Latami obywałam się bez dzwonka. Nie mogłam się przemóc w zeszłym roku, ale za dużo używam DDR, a że rodacy dopiero za kilka lat nauczą się do czego ona służy, ostatnie hamulce pękną mi niebawem. Nie dziwcie się, dla mnie śmiesznie wygląda na szosówce.

Napisano

Ja w swojej szosówce mam dzwonek, ale nie pamiętam kiedy go używałem, mimo że po Krakowie robię rocznie zyliardy kilometrów. Tyle, że ja unikam DDRów, a właściwe DDRiPów, które dominują nad DDRami w moim mieście. Zresztą na DDRiP rowerzysta musi ustępować pieszemu, więc tam dzwonek raczej nie przystoi.

Napisano

Luuudziska miłe, litości!... „Dzwonek na kierownicy to obciach”...(...). W Warszawie jest takie miejsce, gdzie widziałem mnóstwo kolizji z udziałem pieszych i riderów, incydentów i pyskówek wzajemnych. To skrzyżowanie u zbiegu ulic Belwederskiej, Sobieskiego, Dolnej i Chełmskiej. To, co się wyprawia na tamtejszym DDR-rze, zwłaszcza w godzinach szczytu, przechodzi ludzkie pojęcie :w00t: kto jechał, ten wie. Po jednej stronie DDR-u przystanek autobusowy, po drugiej, stoiska drobnych kupców, jakiś kiosk, czy warzywniak, na ścieżce i po obu jej stronach piesi, jedni wysiadają z autobusów i lezą przed siebie z zamkniętymi oczami, dziamgocząc do telefonów, inni, dziamgocząc do telefonów, usiłują do tych autobusów dobiec zanim zdążą się zamknąć w nich drzwi, jeszcze inni nie wsiadają, ani nie wysiadają, po prostu idą sobie z zakupami do domu, obowiązkowo też, jakże by inaczej :teehee: drepce kilka osób w podeszłym wieku i dokazują jakieś dzieci... Uwierzcie mi, proszę, gdy tam dojeżdżam, lekko zwolnię i zadzwonię, cały ten ludzki bałagan pieszy ulega hipnotycznemu zatrzymaniu. To działa. I działa nie tylko tam. To jest jak hasło: „Sezamie, otwórz się” :sorcerer: Otwiera się przejście i droga wolna :002:

 

Zgadzam się. Dzwonek sprawiłem sobie ze 2 lata temu, właśnie ze względu na pałętających się pieszych na DDR-ach. Na pasach też spełnia funkcję ostrzegającą. Mechaniczny, malutki, taki jak ten Author wyżej na zdjęciu zamieszczony. Tylko bardziej no name za 7 (słownie siedem) zł. Dzwonią identycznie, czyli trochę słabo, ale słyszalność wśród 'pałętających się' wzorowa :)
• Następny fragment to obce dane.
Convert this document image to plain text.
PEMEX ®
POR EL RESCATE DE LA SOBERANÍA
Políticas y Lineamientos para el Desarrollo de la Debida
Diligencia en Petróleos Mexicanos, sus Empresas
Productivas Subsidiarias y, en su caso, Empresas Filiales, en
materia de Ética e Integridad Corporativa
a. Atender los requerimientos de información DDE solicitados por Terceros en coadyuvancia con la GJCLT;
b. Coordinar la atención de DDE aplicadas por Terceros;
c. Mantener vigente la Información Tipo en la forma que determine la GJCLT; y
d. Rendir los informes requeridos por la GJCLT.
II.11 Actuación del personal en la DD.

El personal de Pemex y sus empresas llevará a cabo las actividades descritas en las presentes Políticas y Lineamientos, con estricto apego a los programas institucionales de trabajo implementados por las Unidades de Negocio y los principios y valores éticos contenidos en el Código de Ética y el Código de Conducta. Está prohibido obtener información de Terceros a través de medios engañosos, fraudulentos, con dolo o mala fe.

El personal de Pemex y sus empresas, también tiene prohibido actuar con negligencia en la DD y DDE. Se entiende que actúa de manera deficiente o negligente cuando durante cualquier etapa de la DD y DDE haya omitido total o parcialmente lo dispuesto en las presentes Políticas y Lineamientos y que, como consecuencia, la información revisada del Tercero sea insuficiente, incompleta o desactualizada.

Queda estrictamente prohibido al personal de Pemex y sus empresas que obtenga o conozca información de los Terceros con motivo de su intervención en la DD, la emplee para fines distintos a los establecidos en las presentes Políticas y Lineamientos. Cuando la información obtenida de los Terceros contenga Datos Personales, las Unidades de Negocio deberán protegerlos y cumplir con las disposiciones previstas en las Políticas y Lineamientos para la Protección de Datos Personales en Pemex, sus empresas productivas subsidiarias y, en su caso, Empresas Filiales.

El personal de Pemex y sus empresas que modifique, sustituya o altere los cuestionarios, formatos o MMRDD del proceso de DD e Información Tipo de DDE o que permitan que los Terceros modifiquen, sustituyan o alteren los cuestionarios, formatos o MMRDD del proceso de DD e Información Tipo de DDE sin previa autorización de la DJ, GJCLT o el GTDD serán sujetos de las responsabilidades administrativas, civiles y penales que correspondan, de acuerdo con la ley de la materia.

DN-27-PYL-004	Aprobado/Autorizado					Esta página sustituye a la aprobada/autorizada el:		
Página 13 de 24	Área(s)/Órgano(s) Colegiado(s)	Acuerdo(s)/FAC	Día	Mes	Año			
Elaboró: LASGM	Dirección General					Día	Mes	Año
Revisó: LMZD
We Wrocławiu jest podobny odcinek do wyżej opisanego. Plac Grunwaldzki, na odcinku od Ronda Reagana, wzdłuż 'Grunwaldzki Center' (bez wahania kulka dla autora nazwy tego biurowca) w stronę mostu Szczytnickiego. Tam też jest dłuuuga zatoka podzielona na kilka przystanków dla różnych linii autobusowych. W systemie zatoka-wiaty-DDR-spacerownik/ławeczki. Ludziska siłą rzeczy przecinają masowo tego DDR-a bo inaczej się po prostu nie da. Łażą też sobie wzdłuż ścieżki traktując ją jak chodnik. Inna sprawa, że we Wrocławiu projektuje się ścieżki 'na kilometry' a nie w celu poprawy komfortu/bezpieczeństwa, ale to już inny temat. Generalnie dzwonek w takich sytuacjach bardzo pomaga. Oczywiście zwolnić zawsze warto oprócz tego. Robienie z tego 'obciachu' jest... obciachem właśnie jak dla mnie :)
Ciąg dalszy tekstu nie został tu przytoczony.